Not only the grammatical considerations, however, but more importantly the flow of the thought here leads us to this conclusion. There is a distinction between those who believe and those who do not believe. The believer has God's righteousness reckoned to him. But there is no distinction in the fact that we all are sinners, and also that our justification must be gratuitous and come by way of the deliverance which is in Christ Jesus. And it will come that way for all.


There was a time when God passed over the penalties of the sins of Israel. This "occurred before in the forbearance of God" (Rom.3:25). Was that right? Not in itself, but if it was indeed based on the faith of Jesus Christ, then God was right in using this means to picture the work of Christ as a sacrifice for sin and a preparation for Israel for their place in the coming Kingdom. The basis of the Passover was the blood of Christ. All that God has done and does has this same solid foundation.

We Glory in God's Achievement

God's righteousness is now on display, so that all can see it in faith. How thankful we should be to live in this "current era." We tend to look only with our eyes of flesh and see our trials and struggles and frustrations. But God's righteousness is on display for the eyes of faith to see (Rom.3:26). Do we think that Paul lived in "the good old days"? The Roman empire was not all that pleasant! The problems and pressures of life were not any less than we experience. In fact, as we previously observed, they were very severe for Paul as he wrote this epistle to the Romans.
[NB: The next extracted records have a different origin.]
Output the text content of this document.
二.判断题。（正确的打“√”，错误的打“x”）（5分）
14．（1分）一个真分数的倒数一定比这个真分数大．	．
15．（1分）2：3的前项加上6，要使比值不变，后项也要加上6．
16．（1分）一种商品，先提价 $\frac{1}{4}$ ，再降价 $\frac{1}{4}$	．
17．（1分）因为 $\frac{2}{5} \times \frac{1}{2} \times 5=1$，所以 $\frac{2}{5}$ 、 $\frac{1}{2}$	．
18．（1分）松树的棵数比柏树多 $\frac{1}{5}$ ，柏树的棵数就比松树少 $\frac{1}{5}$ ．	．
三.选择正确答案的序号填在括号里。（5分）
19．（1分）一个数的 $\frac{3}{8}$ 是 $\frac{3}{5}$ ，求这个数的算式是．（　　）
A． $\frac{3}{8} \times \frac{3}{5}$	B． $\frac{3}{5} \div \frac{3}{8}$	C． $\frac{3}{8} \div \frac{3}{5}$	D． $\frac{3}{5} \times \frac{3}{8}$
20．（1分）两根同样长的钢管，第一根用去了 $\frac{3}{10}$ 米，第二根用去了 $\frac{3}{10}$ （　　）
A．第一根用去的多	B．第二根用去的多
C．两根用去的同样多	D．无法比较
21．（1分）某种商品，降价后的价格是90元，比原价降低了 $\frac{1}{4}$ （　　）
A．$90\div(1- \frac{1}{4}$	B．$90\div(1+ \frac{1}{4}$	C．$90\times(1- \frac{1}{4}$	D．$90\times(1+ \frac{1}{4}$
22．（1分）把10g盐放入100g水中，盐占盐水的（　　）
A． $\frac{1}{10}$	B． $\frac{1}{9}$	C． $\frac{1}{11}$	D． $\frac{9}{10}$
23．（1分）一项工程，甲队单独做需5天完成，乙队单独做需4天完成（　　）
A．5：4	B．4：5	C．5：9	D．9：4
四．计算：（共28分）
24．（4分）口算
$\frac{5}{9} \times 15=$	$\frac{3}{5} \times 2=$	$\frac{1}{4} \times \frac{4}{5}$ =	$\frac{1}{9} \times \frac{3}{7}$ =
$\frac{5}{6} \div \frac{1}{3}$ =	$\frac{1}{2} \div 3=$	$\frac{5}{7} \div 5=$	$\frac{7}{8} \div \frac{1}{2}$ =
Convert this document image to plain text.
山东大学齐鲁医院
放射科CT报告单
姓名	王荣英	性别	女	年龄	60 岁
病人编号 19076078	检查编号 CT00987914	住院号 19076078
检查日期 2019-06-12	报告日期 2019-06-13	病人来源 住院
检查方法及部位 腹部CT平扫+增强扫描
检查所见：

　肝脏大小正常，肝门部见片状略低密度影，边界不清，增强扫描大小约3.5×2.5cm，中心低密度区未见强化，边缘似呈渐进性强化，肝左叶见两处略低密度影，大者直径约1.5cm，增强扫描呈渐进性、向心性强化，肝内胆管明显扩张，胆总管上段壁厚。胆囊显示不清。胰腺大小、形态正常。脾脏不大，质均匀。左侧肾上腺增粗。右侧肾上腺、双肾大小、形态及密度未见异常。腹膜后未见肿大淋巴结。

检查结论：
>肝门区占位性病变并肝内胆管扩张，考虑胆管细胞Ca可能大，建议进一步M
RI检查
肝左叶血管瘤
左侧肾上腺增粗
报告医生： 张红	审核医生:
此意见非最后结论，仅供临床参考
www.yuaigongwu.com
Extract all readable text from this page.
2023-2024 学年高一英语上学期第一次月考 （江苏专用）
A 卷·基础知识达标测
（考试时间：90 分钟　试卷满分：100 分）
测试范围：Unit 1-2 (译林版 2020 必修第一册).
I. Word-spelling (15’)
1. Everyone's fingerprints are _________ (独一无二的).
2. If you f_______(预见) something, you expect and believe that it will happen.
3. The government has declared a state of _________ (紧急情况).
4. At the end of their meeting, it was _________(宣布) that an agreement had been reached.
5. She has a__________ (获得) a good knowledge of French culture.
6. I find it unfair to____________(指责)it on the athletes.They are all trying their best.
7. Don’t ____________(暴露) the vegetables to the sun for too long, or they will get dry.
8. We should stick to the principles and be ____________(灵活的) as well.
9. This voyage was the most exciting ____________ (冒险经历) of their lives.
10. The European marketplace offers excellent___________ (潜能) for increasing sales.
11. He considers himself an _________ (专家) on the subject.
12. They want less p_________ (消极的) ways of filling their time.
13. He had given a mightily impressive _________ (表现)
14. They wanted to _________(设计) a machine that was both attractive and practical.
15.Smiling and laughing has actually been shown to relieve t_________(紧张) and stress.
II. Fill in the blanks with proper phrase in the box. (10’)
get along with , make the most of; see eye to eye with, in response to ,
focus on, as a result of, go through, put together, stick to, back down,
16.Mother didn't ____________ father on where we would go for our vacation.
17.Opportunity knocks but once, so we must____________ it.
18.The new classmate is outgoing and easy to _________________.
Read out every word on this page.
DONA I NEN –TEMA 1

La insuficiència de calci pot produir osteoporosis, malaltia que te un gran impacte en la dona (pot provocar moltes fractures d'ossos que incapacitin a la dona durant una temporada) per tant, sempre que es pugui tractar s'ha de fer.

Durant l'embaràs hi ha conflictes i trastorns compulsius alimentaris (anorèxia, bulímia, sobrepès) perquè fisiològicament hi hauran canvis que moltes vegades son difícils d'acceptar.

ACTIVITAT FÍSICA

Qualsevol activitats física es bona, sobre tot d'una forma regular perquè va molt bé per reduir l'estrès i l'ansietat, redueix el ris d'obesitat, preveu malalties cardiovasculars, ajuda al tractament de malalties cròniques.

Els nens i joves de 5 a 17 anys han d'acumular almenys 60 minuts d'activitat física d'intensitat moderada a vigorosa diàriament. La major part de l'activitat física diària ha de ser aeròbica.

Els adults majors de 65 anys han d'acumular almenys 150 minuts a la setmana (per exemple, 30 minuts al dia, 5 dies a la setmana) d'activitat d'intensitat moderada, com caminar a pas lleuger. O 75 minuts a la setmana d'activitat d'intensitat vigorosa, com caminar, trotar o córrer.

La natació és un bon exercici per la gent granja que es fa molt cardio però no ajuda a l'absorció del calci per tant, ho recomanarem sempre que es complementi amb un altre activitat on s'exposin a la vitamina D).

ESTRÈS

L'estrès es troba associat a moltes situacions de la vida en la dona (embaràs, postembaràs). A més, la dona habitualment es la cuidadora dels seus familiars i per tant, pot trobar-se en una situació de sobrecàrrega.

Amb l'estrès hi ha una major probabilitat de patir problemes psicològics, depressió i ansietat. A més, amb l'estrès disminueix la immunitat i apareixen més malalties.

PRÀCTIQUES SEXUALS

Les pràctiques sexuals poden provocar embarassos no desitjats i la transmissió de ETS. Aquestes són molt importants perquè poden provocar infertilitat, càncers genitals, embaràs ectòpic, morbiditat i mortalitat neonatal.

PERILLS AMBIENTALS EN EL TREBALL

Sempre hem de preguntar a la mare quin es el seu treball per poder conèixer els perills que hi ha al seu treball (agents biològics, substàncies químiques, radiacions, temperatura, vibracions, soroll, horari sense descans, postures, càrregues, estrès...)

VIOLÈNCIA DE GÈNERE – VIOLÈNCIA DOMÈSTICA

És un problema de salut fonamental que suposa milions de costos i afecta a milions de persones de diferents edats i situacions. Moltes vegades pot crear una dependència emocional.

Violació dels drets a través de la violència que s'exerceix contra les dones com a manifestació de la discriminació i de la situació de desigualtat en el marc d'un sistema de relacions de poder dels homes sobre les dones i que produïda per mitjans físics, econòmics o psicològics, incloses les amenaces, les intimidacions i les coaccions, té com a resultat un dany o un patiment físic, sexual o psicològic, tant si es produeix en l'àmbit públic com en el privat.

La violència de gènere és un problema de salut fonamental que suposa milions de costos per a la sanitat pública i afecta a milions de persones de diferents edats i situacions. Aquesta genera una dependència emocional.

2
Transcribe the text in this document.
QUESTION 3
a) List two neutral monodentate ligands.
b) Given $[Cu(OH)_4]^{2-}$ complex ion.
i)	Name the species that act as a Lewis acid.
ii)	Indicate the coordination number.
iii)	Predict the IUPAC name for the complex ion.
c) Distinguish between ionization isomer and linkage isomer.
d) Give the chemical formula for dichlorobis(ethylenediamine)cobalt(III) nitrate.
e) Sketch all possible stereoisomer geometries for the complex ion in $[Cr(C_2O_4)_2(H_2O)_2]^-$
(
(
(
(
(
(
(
May we receive the favor of believing what Christ has done, and of putting our faith in Him Who is our Deliverance and Righteousness, so that we can gaze more exactly on that display of God's righteousness which is there in the evangel. From the beginning this righteousness has been operating. It was operating when God passed over the sins of the nation of Israel. It was operating when Paul travelled to Jerusalem and went into prison. It is operating now when we are sick or troubled in mind or body. it will continue to operate until at last God becomes All in all. Nothing can keep God's righteousness from finishing its intended course, for it is settled firmly on the work and faith of Christ. May we more and more be giving glory to God for His great righteousness.